A criação das unidades federais
foi uma resposta do Estado diante do avanço do crime organizado no país.
Conforme fixa a legislação, as penitenciárias devem receber indivíduos que
tenham atuação destacada em organização criminosa envolvida de forma reiterada
em episódios com violência ou grave ameaça. Na prática, foram pensadas para
isolar os líderes de facções e detentos de alta periculosidade. Entre os
criminosos já encaminhados para estas penitenciárias, estão Fernandinho
Beira-Mar, Marcola, Marcinho VP e Nem da Rocinha.
Em 2009, foram inauguradas as
unidades de Mossoró e de Porto Velho. Apenas em 2018, foi concluída a quinta e
última penitenciária, localizada em Brasília. Atualmente, existem no país cinco
presídios federais de segurança máxima. Cada um tem 208 vagas, totalizando
1.040. Segundo os dados públicos mais recentes do sistema penitenciário
brasileiro, referentes ao ciclo entre janeiro e junho de 2023, atualmente há
489 detentos, o que indica uma ocupação abaixo da metade da capacidade. Esse
número também representa 0,0752% dos 649.592 presos em 649.592 celas físicas ou
carceragens em todo o país.
Conforme mostram os dados, nesses
presídios não há superlotação. As 208 vagas são divididas em quatro alas, que
são subdivididas em quatro vivências que comportam no máximo 13 detentos.
Embora compartilhem dependências comuns, cada um deles tem uma cela individual.

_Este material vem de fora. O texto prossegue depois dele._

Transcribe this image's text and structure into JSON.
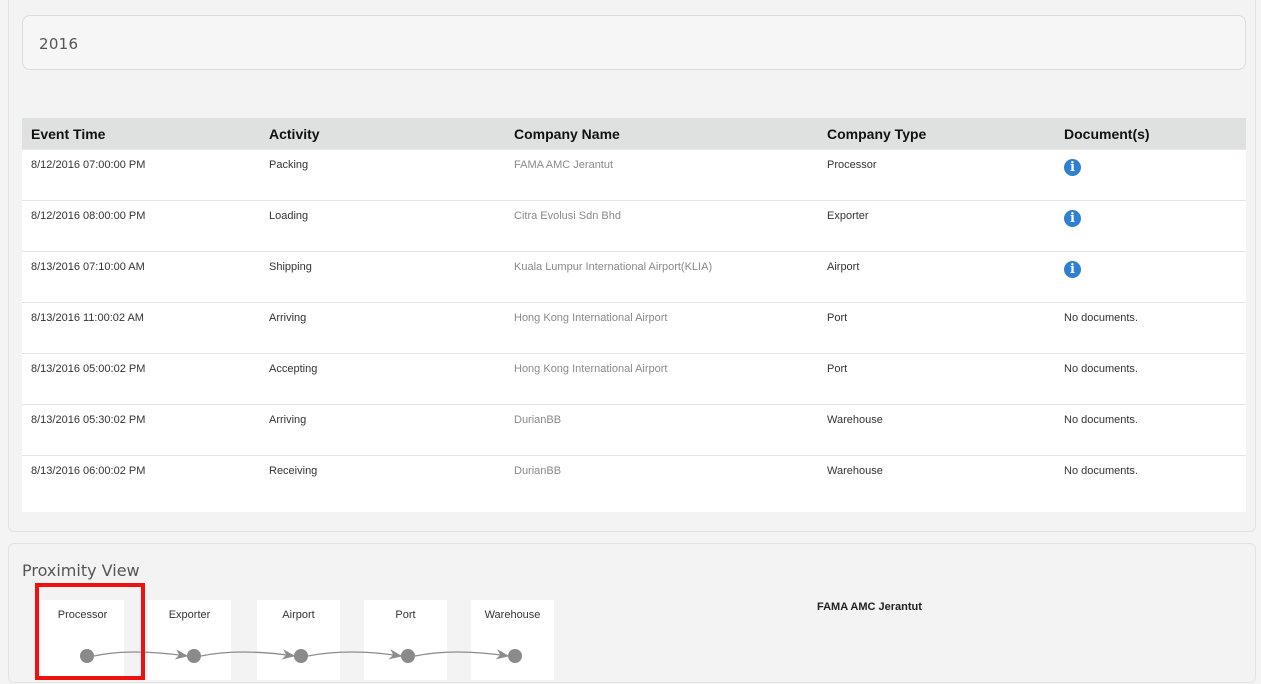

Com 7 metros quadrados, as celas têm cama, mesa, assento, pia, vaso sanitário e
um chuveiro que funciona em horários previamente definidos. Não há tomadas, nem
autorização para uso de equipamentos eletrônicos. Os alimentos são servidos em
uma bandeja entregue por uma portinhola. Após a devolução, a bandeja é
inspecionada.
Os detentos passam por revista
minuciosa sempre que saem e entram nas celas. São usados equipamentos de
scanner corporal e de detecção de metais. No percurso até os pátios onde tomam
banho de sol, eles são conduzidos algemados. As visitas também estão submetidas
a regras rígidas. Os visitantes não podem, por exemplo, levar alimentos aos
presos.
Todos os ambientes são
acompanhados por câmeras, das celas às áreas comuns. O Ministério da Justiça e
da Segurança Pública não informou quantas equipamentos registram imagens no
interior das unidades. Quando foi inaugurada a Penitenciária Federal de Mossoró,
informou-se foi divulgado que cerca de 200 câmeras compunham o sistema de
monitoramento em tempo real, 24 horas por dia.
Há pesquisadores de segurança
pública, no entanto, que não creem que esse aparato seja suficiente para
resolver integralmente os problemas de segurança pública do país e ainda veem
violações de direitos associados à criação das penitenciárias federais, como a
detenção em locais distantes das famílias. Estudos indicam que o cumprimento da
pena próximo dos parentes, facilitando as visitas, reduzem a probabilidade de
reincidência no crime.
Outra controvérsia envolve as 14
celas de isolamento em cada unidade federal, destinadas ao cumprimento de
Regime Disciplinar Diferenciado (RDD), no qual o detento não tem direito a
visita íntima, nem acesso a TV, rádio ou jornal, com direito a apenas duas
horas de banho de sol por dia. Instituído pela Lei Federal 10.792/2003, a
constitucionalidade do RDD chegou a ser alvo de questionamentos da Ordem dos
Advogados do Brasil (OAB). Organizações de defesa dos direitos humanos também
criticam o regime.
"O rigor no isolamento causa
danos psicológicos irreversíveis, agravando ainda mais os efeitos nocivos dessa
medida. Quando se mantêm os presos ainda mais distantes da sociedade e da
família, rotulados como grandes inimigos da nação, dificultam-se ainda mais as
remotíssimas chances de ressocialização", escreveu o defensor público
federal Gabriel Cesar dos Santos em artigo publicado em 2018.